Knowledge -- both in technical skills and management -- is now the key, said Phra Kru Somsri, whose official title is Phra Kru Bhodhivirakhun, abbot of Wat Bhodhikaram in Roi Et.
His temple operates as a non-formal education centre offering a wide range of occupational training free of charge so as to give the youth new skills and opportunities.
The temple has also set up a community grocery store, managed by the villagers as a cooperative. The community savings has also grown into a community bank, run transparently by elected village committees to provide low-interest loans, with profits going back to community welfare funds.

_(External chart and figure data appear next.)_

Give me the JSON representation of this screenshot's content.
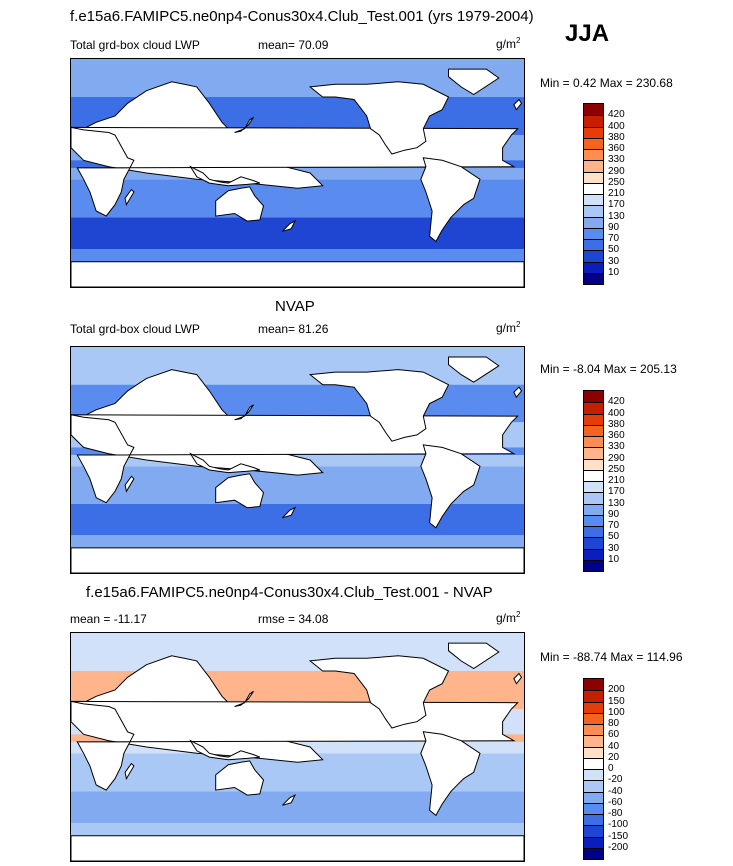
{
  "title": "f.e15a6.FAMIPC5.ne0np4-Conus30x4.Club_Test.001 (yrs 1979-2004)",
  "season": "JJA",
  "panels": [
    {
      "id": "model",
      "heading": "",
      "left_label": "Total grd-box cloud LWP",
      "mean_label": "mean=  70.09",
      "units": "g/m",
      "units_sup": "2",
      "minmax": "Min =   0.42 Max = 230.68",
      "levels": [
        "420",
        "400",
        "380",
        "360",
        "330",
        "290",
        "250",
        "210",
        "170",
        "130",
        "90",
        "70",
        "50",
        "30",
        "10"
      ],
      "colors": [
        "#8c0000",
        "#c81e00",
        "#e63c0a",
        "#f5641e",
        "#ff8c50",
        "#ffb48c",
        "#ffe1c8",
        "#ffffff",
        "#d2e1fa",
        "#aac8f5",
        "#82aaf0",
        "#5a8cf0",
        "#3c6ee6",
        "#1e46d2",
        "#0a1ebe",
        "#000082"
      ],
      "fill": {
        "land": "#ffffff",
        "ocean_lo": "#82aaf0",
        "ocean_mid": "#5a8cf0",
        "ocean_hi": "#3c6ee6",
        "ocean_vhi": "#1e46d2"
      }
    },
    {
      "id": "obs",
      "heading": "NVAP",
      "left_label": "Total grd-box cloud LWP",
      "mean_label": "mean=  81.26",
      "units": "g/m",
      "units_sup": "2",
      "minmax": "Min =  -8.04 Max = 205.13",
      "levels": [
        "420",
        "400",
        "380",
        "360",
        "330",
        "290",
        "250",
        "210",
        "170",
        "130",
        "90",
        "70",
        "50",
        "30",
        "10"
      ],
      "colors": [
        "#8c0000",
        "#c81e00",
        "#e63c0a",
        "#f5641e",
        "#ff8c50",
        "#ffb48c",
        "#ffe1c8",
        "#ffffff",
        "#d2e1fa",
        "#aac8f5",
        "#82aaf0",
        "#5a8cf0",
        "#3c6ee6",
        "#1e46d2",
        "#0a1ebe",
        "#000082"
      ],
      "fill": {
        "land": "#ffffff",
        "ocean_lo": "#aac8f5",
        "ocean_mid": "#82aaf0",
        "ocean_hi": "#5a8cf0",
        "ocean_vhi": "#3c6ee6"
      }
    },
    {
      "id": "diff",
      "heading": "f.e15a6.FAMIPC5.ne0np4-Conus30x4.Club_Test.001 - NVAP",
      "left_label": "mean = -11.17",
      "mean_label": "rmse =  34.08",
      "units": "g/m",
      "units_sup": "2",
      "minmax": "Min = -88.74 Max = 114.96",
      "levels": [
        "200",
        "150",
        "100",
        "80",
        "60",
        "40",
        "20",
        "0",
        "-20",
        "-40",
        "-60",
        "-80",
        "-100",
        "-150",
        "-200"
      ],
      "colors": [
        "#8c0000",
        "#c81e00",
        "#e63c0a",
        "#f5641e",
        "#ff8c50",
        "#ffb48c",
        "#ffe1c8",
        "#ffffff",
        "#d2e1fa",
        "#aac8f5",
        "#82aaf0",
        "#5a8cf0",
        "#3c6ee6",
        "#1e46d2",
        "#0a1ebe",
        "#000082"
      ],
      "fill": {
        "land": "#ffffff",
        "ocean_lo": "#d2e1fa",
        "ocean_mid": "#aac8f5",
        "ocean_hi": "#ffb48c",
        "ocean_vhi": "#82aaf0"
      }
    }
  ]
}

Working together is at the heart of these activities. And when the communal, open management structure is already in place, the community can deal with any new challenge, he said, including the political divide which is bridged only when the villagers have to rely on kinship and communal ties to solve common problems.
"When in the temple, they also have the chance to pray, to reflect, to be close to dharma to guide their lives," he added with a smile.
More changes are coming. "But don't be alarmed," said Luang Ta Chair pensively. "You can't stop change. Nothing stays the same. It's part of dharma, the way things are. Our duty is to help the villagers be ready to cope with change."